On December 5, 2000, Miles appeared before a different ALJ. She testified that she was disabled because of pain in her hands, legs, knees, back, and neck. She, however, testified that she worked cleaning offices from 10 p.m. to 6:30 a.m. five days a week. She stated her job was going “okay” and that she tried to finish her work, but sometimes took extra breaks because of migraine headaches. In a December 2000 letter, Miles’s supervisor stated that she did “good work,” but appeared to be in pain, had complained of headaches, and, more than a few times, needed help to complete her work assignments. Miles also testified that in 2000 she had worked as a machine tender, which required her to sit and watch for broken cell

-3- phone switch parts, but was laid off for lack of work, and also had worked as a glass cleaner, but was terminated because she could not move glass panels weighing twenty or more pounds. Miles testified that in 1999 she worked taking inventory eight hours a day two or three days a week, but was laid off because she could not travel to job sites because of car problems. Records indicated that in 1999 she made almost $8,700.00. Miles also testified that in the 1980s she worked for an insurance company doing filing and had worked as a cook and a housekeeper.

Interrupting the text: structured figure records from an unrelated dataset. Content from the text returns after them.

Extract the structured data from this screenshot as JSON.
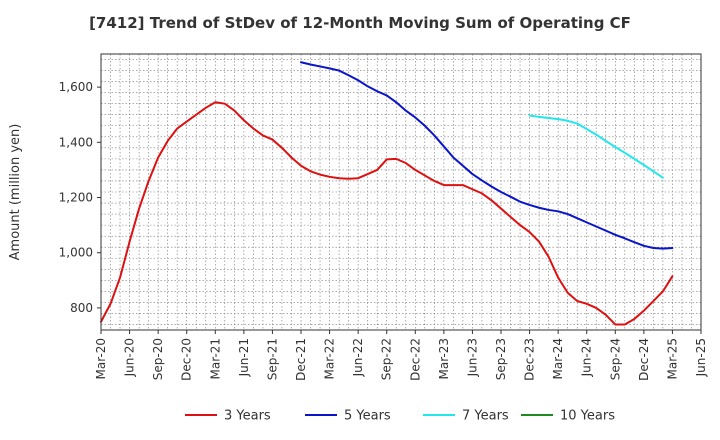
{
  "chart_data": {
    "type": "line",
    "title": "[7412]  Trend of StDev of 12-Month Moving Sum of Operating CF",
    "xlabel": "",
    "ylabel": "Amount (million yen)",
    "ylim": [
      720,
      1720
    ],
    "yticks": [
      800,
      1000,
      1200,
      1400,
      1600
    ],
    "ytick_labels": [
      "800",
      "1,000",
      "1,200",
      "1,400",
      "1,600"
    ],
    "xticks": [
      "Mar-20",
      "Jun-20",
      "Sep-20",
      "Dec-20",
      "Mar-21",
      "Jun-21",
      "Sep-21",
      "Dec-21",
      "Mar-22",
      "Jun-22",
      "Sep-22",
      "Dec-22",
      "Mar-23",
      "Jun-23",
      "Sep-23",
      "Dec-23",
      "Mar-24",
      "Jun-24",
      "Sep-24",
      "Dec-24",
      "Mar-25",
      "Jun-25"
    ],
    "grid": true,
    "legend_position": "bottom",
    "series": [
      {
        "name": "3 Years",
        "color": "#dd1111",
        "points": [
          [
            0,
            750
          ],
          [
            1,
            815
          ],
          [
            2,
            910
          ],
          [
            3,
            1040
          ],
          [
            4,
            1160
          ],
          [
            5,
            1260
          ],
          [
            6,
            1345
          ],
          [
            7,
            1405
          ],
          [
            8,
            1450
          ],
          [
            9,
            1475
          ],
          [
            10,
            1500
          ],
          [
            11,
            1525
          ],
          [
            12,
            1545
          ],
          [
            13,
            1540
          ],
          [
            14,
            1515
          ],
          [
            15,
            1480
          ],
          [
            16,
            1450
          ],
          [
            17,
            1425
          ],
          [
            18,
            1410
          ],
          [
            19,
            1380
          ],
          [
            20,
            1345
          ],
          [
            21,
            1315
          ],
          [
            22,
            1295
          ],
          [
            23,
            1283
          ],
          [
            24,
            1275
          ],
          [
            25,
            1270
          ],
          [
            26,
            1268
          ],
          [
            27,
            1270
          ],
          [
            28,
            1285
          ],
          [
            29,
            1300
          ],
          [
            30,
            1338
          ],
          [
            31,
            1340
          ],
          [
            32,
            1325
          ],
          [
            33,
            1300
          ],
          [
            34,
            1280
          ],
          [
            35,
            1260
          ],
          [
            36,
            1245
          ],
          [
            37,
            1245
          ],
          [
            38,
            1245
          ],
          [
            39,
            1230
          ],
          [
            40,
            1215
          ],
          [
            41,
            1190
          ],
          [
            42,
            1160
          ],
          [
            43,
            1130
          ],
          [
            44,
            1100
          ],
          [
            45,
            1075
          ],
          [
            46,
            1040
          ],
          [
            47,
            985
          ],
          [
            48,
            910
          ],
          [
            49,
            855
          ],
          [
            50,
            825
          ],
          [
            51,
            815
          ],
          [
            52,
            800
          ],
          [
            53,
            775
          ],
          [
            54,
            740
          ],
          [
            55,
            740
          ],
          [
            56,
            760
          ],
          [
            57,
            790
          ],
          [
            58,
            825
          ],
          [
            59,
            860
          ],
          [
            60,
            915
          ]
        ]
      },
      {
        "name": "5 Years",
        "color": "#0a14c8",
        "points": [
          [
            21,
            1690
          ],
          [
            22,
            1682
          ],
          [
            23,
            1675
          ],
          [
            24,
            1668
          ],
          [
            25,
            1660
          ],
          [
            26,
            1643
          ],
          [
            27,
            1625
          ],
          [
            28,
            1603
          ],
          [
            29,
            1585
          ],
          [
            30,
            1570
          ],
          [
            31,
            1545
          ],
          [
            32,
            1515
          ],
          [
            33,
            1490
          ],
          [
            34,
            1460
          ],
          [
            35,
            1425
          ],
          [
            36,
            1385
          ],
          [
            37,
            1345
          ],
          [
            38,
            1315
          ],
          [
            39,
            1285
          ],
          [
            40,
            1262
          ],
          [
            41,
            1240
          ],
          [
            42,
            1220
          ],
          [
            43,
            1203
          ],
          [
            44,
            1185
          ],
          [
            45,
            1173
          ],
          [
            46,
            1163
          ],
          [
            47,
            1155
          ],
          [
            48,
            1150
          ],
          [
            49,
            1140
          ],
          [
            50,
            1125
          ],
          [
            51,
            1110
          ],
          [
            52,
            1095
          ],
          [
            53,
            1080
          ],
          [
            54,
            1065
          ],
          [
            55,
            1052
          ],
          [
            56,
            1038
          ],
          [
            57,
            1025
          ],
          [
            58,
            1017
          ],
          [
            59,
            1015
          ],
          [
            60,
            1017
          ]
        ]
      },
      {
        "name": "7 Years",
        "color": "#22e6ee",
        "points": [
          [
            45,
            1497
          ],
          [
            46,
            1492
          ],
          [
            47,
            1488
          ],
          [
            48,
            1484
          ],
          [
            49,
            1478
          ],
          [
            50,
            1468
          ],
          [
            51,
            1448
          ],
          [
            52,
            1428
          ],
          [
            53,
            1405
          ],
          [
            54,
            1383
          ],
          [
            55,
            1362
          ],
          [
            56,
            1340
          ],
          [
            57,
            1318
          ],
          [
            58,
            1295
          ],
          [
            59,
            1272
          ]
        ]
      },
      {
        "name": "10 Years",
        "color": "#1f8a1f",
        "points": []
      }
    ]
  }
}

As to her daily activities, Miles testified that on work days she went to bed around 7 a.m. and slept until 5 p.m., but sometimes had problems concentrating at work because of lack of sleep. She said her seventeen-year-old son did most of the household chores and that she did not have many social activities. She, however, went to church on Sunday and could sit through a two hour service.

A vocational expert testified at the hearing. The expert characterized Miles’s job as an office cleaner as light and unskilled work and as a machine tender as sedentary and unskilled. The ALJ asked the expert if there were jobs available for an individual of the same education and job experience as Miles and who could sit and stand for thirty minutes at a time, walk for twenty-five minutes, lift no more than ten pounds, and who had moderate impairments in social interaction, understanding and remembering instructions, performing simple tasks, and withstanding stresses of a workplace. The expert responded that such an individual could be a machine tender or inventory clerk.

At the end of the hearing Miles’s attorney noted that Dr. Reid had recommended cognitive and personality testing and that Miles’s last IQ scores were from high school. The ALJ responded that he would order further testing and would keep the record open for the results and for any additional medical reports.

-4- On December 22, 2000, John Yunker, a licensed psychologist, evaluated Miles. After testing, Yunker reported that Miles had a full scale IQ of 59. Yunker believed the score was a valid indicator of her current level of functioning, noting that she was cooperative, but had great difficulty in verbal expression.